A really good plan upfront makes it much easier to do the job later in the most efficient and productive manner.

An interesting snippet of history is that the world’s first nuclear reactor was built in a squash court at the University of Chicago in 1942. It was built out of a pile of graphite bricks, rope, pipes and a few other goodies. In the early years, reactors were called nuclear piles. The first pile was built by only a handful of people but they really knew what they were doing – they had a top-notch plan! Thankfully for them, the university authorities did not know what these brainy mavericks were up to. Imagine building your own nuclear reactor by hand in your own backyard today!

Another real necessity in business today is to know what you are selling. Everyone is ‘selling’ something, maybe it is your letter-writing skills or organisational skills, or ability to survive a crisis. But now, let us allow our minds to drift for a moment. Consider the question: What does Revlon sell? Think about it.

Okay, who said cosmetics? Okay, not wrong, but let us think more fundamentally: what do they really sell? Did someone say chemicals, or creams, or waxes, or colourants? Again not wrong, but what Revlon really sells is hope. Think about it for a moment.

That is why the jar of night cream is a beautiful object – with gold lettering and frosted glass, and it is small. The lady is buying a well-packaged dream. She is buying ‘I want to look better after I use this’. You do not buy night cream in special 20 kg discount packs in no-name brand packaging at the supermarket. Wrong image, even if it works. Just as well. Not only must the company know exactly what it ‘sells’ – a dream, and not a cream – but each individual employee must also know what he or she actually sells and to whom. Who is your customer?
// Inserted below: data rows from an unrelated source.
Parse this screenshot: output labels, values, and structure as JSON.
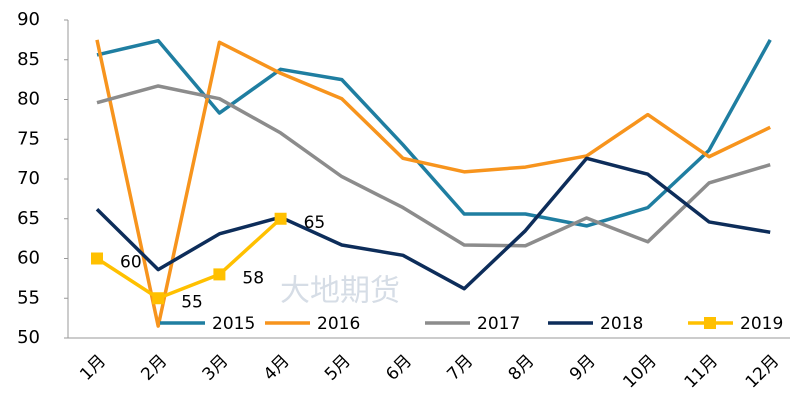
{
  "chart_data": {
    "type": "line",
    "categories": [
      "1月",
      "2月",
      "3月",
      "4月",
      "5月",
      "6月",
      "7月",
      "8月",
      "9月",
      "10月",
      "11月",
      "12月"
    ],
    "series": [
      {
        "name": "2015",
        "color": "#1f7ea1",
        "values": [
          85.6,
          87.4,
          78.3,
          83.8,
          82.5,
          74.3,
          65.6,
          65.6,
          64.1,
          66.4,
          73.6,
          87.5
        ]
      },
      {
        "name": "2016",
        "color": "#f7941d",
        "values": [
          87.5,
          51.5,
          87.2,
          83.3,
          80.1,
          72.6,
          70.9,
          71.5,
          72.9,
          78.1,
          72.8,
          76.5
        ]
      },
      {
        "name": "2017",
        "color": "#8c8c8c",
        "values": [
          79.6,
          81.7,
          80.1,
          75.8,
          70.3,
          66.4,
          61.7,
          61.6,
          65.1,
          62.1,
          69.5,
          71.8
        ]
      },
      {
        "name": "2018",
        "color": "#0d2d5a",
        "values": [
          66.2,
          58.6,
          63.1,
          65.2,
          61.7,
          60.4,
          56.2,
          63.5,
          72.6,
          70.6,
          64.6,
          63.3
        ]
      },
      {
        "name": "2019",
        "color": "#ffc000",
        "marker": "square",
        "data_labels": true,
        "values": [
          60,
          55,
          58,
          65,
          null,
          null,
          null,
          null,
          null,
          null,
          null,
          null
        ]
      }
    ],
    "ylim": [
      50,
      90
    ],
    "yticks": [
      50,
      55,
      60,
      65,
      70,
      75,
      80,
      85,
      90
    ],
    "legend": "bottom",
    "watermark": "大地期货"
  }
}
Who is the customer of the man spray-painting cars on a production line? No, it is not the person who buys the car. That person is the customer of the retail company. The customer of the spray painter is the quality control inspector at the end of that particular section of the production line. He is the one that the spray painter has to keep happy. He is the one who accepts or rejects the work. In any company, no matter how large or small, there are many ‘customers’, many ‘products to sell’ and a variety of technology strategies to achieve those goals.

Technology, strategy and business planning are for everyone. Not only the boss.